- Born: Margaret Isobel Brown December 10, 1915 Toronto, Canada
- Died: February 18, 1999 (aged 83) Oshawa, Canada
- Occupations: Composer, musician, writer
- Era: 20th century

= Margaret Drynan =

Canadian musician and writer

Margaret Isobel Drynan (December 10, 1915 - February 18, 1999) was a Canadian composer, musician, writer and educator.

She was born Margaret Isobel Brown in Toronto. She received a BMus from the University of Toronto in 1943. She studied with Arthur Benjamin, Madeline Bone, Michael Head, E. Kelvin James, James Campbell McInnes, Molly Slater and Healey Willan. She was a long-time member of the choir at the Church of St. Mary Magdalene in Toronto, also singing with the Tudor Singers and the Toronto Bach Choir. She was choirmaster and organist for Holy Trinity Church in Oshawa. From 1960 to 1969, she was music supervisor for the Oshawa elementary school board and, from 1969 to 1981, was music consultant for the Durham District School Board. From 1983 to 1990. she was choirmaster and organist for St. Matthew's Anglican Church in Oshawa.
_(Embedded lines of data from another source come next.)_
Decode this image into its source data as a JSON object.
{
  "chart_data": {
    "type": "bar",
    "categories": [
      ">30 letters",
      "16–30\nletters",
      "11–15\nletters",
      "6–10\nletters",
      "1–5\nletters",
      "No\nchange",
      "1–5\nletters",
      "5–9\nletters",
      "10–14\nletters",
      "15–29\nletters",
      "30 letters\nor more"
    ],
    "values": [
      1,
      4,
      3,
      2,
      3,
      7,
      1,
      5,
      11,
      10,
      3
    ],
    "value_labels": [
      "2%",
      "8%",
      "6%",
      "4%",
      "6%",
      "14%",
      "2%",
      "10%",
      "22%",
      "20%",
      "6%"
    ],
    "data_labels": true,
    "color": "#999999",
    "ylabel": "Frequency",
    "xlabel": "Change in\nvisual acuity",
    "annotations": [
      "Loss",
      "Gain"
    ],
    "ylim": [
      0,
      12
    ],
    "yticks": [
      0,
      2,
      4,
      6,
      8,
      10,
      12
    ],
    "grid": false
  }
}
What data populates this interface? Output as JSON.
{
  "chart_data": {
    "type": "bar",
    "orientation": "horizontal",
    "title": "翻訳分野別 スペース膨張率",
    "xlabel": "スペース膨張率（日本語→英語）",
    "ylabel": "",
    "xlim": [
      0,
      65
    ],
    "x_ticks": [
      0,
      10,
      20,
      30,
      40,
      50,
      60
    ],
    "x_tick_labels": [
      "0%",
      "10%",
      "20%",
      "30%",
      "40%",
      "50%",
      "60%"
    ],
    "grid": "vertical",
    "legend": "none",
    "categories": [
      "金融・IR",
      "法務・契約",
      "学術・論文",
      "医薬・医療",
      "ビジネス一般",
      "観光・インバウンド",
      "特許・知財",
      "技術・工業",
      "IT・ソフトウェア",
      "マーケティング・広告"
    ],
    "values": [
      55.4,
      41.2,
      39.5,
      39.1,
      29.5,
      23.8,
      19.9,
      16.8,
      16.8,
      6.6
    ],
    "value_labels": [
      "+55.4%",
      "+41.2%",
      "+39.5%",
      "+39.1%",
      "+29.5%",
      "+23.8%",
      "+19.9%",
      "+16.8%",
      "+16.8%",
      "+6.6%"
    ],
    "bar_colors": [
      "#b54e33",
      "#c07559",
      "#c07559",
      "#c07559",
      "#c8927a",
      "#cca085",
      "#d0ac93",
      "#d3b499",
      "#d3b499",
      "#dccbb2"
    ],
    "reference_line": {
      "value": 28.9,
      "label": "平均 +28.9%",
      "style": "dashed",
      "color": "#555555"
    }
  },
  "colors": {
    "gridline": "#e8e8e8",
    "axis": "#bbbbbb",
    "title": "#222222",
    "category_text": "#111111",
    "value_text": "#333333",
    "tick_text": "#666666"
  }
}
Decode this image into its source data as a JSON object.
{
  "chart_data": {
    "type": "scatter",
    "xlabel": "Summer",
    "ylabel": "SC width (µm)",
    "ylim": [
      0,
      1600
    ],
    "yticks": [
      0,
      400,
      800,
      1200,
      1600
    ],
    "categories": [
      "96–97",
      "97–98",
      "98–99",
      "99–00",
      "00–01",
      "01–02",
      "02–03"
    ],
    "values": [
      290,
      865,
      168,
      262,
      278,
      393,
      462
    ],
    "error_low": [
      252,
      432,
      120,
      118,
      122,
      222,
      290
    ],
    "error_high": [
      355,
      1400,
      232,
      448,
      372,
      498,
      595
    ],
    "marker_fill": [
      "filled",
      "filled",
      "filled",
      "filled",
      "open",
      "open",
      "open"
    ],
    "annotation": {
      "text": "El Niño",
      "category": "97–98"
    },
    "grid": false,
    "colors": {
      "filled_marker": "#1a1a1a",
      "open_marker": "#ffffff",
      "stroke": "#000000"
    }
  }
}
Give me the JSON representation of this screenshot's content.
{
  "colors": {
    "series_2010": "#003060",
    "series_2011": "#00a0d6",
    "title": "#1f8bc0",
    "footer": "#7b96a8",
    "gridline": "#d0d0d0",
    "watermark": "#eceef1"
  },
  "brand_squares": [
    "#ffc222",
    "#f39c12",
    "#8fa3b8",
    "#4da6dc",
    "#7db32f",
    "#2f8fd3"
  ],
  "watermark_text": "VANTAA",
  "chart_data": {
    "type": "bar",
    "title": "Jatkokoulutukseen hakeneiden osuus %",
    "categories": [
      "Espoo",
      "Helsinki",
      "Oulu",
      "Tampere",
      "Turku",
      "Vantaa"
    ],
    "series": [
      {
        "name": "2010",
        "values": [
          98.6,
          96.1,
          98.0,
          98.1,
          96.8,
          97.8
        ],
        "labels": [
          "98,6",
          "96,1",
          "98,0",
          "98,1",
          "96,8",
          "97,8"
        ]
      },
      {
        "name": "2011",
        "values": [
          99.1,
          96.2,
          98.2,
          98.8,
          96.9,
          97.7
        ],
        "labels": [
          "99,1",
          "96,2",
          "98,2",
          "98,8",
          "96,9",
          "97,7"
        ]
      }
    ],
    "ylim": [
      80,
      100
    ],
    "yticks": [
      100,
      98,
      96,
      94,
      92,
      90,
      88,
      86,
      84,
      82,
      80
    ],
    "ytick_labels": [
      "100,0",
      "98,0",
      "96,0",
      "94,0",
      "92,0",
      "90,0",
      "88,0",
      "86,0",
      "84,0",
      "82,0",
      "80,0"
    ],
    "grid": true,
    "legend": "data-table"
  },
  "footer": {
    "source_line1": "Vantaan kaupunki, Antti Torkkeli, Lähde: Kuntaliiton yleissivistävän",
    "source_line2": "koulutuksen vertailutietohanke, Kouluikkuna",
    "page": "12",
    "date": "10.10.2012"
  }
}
Drynan was a founding member of the Oshawa District Council for the Arts, serving as president from 1973 to 1975. She helped found the Oshawa Arts Centre. She was named a director of the Oshawa Symphony Association in 1960 and also served as its chairperson. She was also a member of the percussion section for the Oshawa Symphony Orchestra.

Her compositions include:
- The Canada Goose: a musical play in three acts
- a Missa brevis
- The Fate of Gilbert Gim
- a number of carols and songs, including Why Do the Bells of Christmas Ring? and Songs for Judith
- four operettas

She became an associate of The Royal Conservatory of Music in 1975 and was a founding member and honorary fellow of the Royal Canadian College of Organists, serving as its national president from 1982 to 1984.

She was Canadian editor for Diapason. She also contributed to various music periodicals including Toronto's Music Magazine.

Drynan died in Oshawa at the age of 83.